In 3ta, the same representation of change is used for groups of parts (homologues) and for groups of whole organisms (taxa). In a transformation, the transformed part is considered a different object. In differentiation or modification, the differentiated or modified part is a particular form of the unmodified part. Many systematists accept this difference for taxa (e.g. birds as a differentiated taxon nested in Dinosauria) but not for parts (e.g. feathers as a modified part, nested in scales). In this context, reversal as a loss is perfectly acceptable. However, reversal as synapomorphy is viewed as pointless.

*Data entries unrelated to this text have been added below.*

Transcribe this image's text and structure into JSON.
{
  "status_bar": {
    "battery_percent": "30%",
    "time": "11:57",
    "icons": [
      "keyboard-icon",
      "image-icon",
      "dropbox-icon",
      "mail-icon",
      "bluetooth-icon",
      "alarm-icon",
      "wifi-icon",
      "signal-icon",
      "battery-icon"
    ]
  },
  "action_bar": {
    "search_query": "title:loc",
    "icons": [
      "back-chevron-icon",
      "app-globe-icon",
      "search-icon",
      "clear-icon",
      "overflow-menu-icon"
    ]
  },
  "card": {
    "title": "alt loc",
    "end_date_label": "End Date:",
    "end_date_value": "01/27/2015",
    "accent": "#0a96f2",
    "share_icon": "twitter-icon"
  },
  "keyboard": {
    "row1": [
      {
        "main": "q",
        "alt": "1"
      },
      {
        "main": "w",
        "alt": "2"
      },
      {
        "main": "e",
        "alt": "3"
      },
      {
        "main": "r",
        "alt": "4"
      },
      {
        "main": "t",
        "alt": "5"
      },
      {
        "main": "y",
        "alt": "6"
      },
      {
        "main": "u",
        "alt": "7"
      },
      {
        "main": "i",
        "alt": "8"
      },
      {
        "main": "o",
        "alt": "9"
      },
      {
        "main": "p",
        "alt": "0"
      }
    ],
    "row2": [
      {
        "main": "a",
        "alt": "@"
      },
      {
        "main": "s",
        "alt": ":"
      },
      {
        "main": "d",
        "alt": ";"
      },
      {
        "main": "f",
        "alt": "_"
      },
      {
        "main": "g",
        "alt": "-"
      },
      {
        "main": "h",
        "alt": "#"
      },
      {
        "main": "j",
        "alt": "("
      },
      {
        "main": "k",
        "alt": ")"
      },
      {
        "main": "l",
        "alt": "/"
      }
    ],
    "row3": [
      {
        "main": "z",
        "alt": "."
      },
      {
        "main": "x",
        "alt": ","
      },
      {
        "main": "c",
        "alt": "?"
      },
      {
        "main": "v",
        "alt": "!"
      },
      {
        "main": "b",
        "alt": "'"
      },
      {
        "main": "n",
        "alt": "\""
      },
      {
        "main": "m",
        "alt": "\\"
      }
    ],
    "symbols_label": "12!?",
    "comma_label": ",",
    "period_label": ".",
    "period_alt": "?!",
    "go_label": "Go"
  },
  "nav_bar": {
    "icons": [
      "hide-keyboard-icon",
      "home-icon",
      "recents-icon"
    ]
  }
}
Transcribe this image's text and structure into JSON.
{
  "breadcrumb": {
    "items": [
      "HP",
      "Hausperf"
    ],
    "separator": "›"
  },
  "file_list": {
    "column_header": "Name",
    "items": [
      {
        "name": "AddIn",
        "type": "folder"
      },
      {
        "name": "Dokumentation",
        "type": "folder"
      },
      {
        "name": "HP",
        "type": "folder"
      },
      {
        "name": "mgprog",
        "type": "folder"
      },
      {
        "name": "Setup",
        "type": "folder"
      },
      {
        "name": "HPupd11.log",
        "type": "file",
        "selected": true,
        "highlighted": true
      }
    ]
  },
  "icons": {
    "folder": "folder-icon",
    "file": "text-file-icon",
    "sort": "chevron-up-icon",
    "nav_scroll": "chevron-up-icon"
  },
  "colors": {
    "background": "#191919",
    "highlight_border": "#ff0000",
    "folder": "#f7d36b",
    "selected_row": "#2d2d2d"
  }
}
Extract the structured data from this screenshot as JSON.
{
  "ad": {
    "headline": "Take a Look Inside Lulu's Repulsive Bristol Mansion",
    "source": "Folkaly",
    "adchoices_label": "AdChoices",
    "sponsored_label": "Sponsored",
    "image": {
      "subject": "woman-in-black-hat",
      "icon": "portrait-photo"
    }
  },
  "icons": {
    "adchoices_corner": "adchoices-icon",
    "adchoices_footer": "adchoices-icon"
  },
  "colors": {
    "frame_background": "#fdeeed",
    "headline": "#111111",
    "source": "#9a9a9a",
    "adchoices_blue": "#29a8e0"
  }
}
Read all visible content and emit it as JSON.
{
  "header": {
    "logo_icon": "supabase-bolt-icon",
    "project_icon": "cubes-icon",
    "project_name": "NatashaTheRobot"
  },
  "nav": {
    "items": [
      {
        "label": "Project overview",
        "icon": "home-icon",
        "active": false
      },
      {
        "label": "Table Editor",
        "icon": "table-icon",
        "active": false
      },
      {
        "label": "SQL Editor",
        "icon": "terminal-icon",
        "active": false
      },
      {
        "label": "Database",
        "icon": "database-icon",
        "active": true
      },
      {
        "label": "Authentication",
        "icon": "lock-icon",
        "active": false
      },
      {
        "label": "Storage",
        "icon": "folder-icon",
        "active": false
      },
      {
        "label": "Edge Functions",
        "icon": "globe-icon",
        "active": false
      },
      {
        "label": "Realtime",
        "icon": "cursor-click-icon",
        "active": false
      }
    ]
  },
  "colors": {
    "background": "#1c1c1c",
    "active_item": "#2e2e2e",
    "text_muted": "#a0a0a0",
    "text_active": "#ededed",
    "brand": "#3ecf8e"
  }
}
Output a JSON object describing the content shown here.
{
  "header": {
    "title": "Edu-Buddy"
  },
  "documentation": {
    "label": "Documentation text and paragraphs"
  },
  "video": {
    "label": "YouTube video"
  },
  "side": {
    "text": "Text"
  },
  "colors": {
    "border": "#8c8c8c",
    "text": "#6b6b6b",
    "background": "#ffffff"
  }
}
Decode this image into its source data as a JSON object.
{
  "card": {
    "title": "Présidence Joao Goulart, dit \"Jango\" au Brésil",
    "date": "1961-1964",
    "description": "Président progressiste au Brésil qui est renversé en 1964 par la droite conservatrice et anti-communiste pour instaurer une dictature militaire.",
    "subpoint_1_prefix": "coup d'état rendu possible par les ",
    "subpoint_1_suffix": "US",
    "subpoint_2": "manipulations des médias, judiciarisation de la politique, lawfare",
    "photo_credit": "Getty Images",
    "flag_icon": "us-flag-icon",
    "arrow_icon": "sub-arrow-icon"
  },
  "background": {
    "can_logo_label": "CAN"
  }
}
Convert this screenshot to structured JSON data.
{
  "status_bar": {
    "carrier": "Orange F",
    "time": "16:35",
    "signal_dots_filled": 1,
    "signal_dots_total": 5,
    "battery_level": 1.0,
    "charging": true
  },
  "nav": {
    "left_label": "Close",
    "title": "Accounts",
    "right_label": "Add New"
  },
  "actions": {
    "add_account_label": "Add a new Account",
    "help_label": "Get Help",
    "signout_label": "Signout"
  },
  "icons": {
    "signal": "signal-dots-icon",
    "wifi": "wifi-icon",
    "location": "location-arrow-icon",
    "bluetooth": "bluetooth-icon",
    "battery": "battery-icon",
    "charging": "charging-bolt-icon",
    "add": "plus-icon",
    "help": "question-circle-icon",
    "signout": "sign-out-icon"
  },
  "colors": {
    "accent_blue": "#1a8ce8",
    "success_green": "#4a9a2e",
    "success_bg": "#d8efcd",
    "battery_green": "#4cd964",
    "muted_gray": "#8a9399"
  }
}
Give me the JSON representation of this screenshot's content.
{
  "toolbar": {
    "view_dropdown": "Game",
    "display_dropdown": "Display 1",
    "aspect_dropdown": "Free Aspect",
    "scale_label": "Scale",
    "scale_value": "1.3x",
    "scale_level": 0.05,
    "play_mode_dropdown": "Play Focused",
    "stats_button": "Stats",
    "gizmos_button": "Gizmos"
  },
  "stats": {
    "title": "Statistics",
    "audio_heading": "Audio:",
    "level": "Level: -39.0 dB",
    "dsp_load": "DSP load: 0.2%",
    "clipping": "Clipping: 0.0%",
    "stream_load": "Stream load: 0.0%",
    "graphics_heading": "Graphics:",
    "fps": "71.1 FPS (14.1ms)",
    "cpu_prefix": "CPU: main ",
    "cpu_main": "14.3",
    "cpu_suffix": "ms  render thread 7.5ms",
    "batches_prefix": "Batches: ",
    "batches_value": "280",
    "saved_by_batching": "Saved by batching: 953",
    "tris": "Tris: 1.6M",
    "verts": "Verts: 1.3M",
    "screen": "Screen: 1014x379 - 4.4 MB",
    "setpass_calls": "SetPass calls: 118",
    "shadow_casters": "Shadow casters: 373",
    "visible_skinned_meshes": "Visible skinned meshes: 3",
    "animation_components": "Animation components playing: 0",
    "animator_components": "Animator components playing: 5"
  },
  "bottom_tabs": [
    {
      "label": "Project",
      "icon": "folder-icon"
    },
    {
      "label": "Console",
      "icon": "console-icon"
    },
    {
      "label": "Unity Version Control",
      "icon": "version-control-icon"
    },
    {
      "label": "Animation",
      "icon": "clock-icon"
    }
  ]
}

All this suggests that irreversible characters (Nopcsa, 1923; Goldberg and Igić, 2008; Kohlsdorf et al., 2010) are ‘more compatible’ with 3ta. Further work should be done to compare resolving power and artefactual resolution yielded by parsimony and 3ta when an irreversible evolution model is used (which can be understood as hierarchic). Another interesting field of research consists in developing methods that better simulate Darwinian evolution applied to digital life forms, as in the software Avida (Adami and Brown, 1994) to understand better the behaviour of parsimony and 3ta.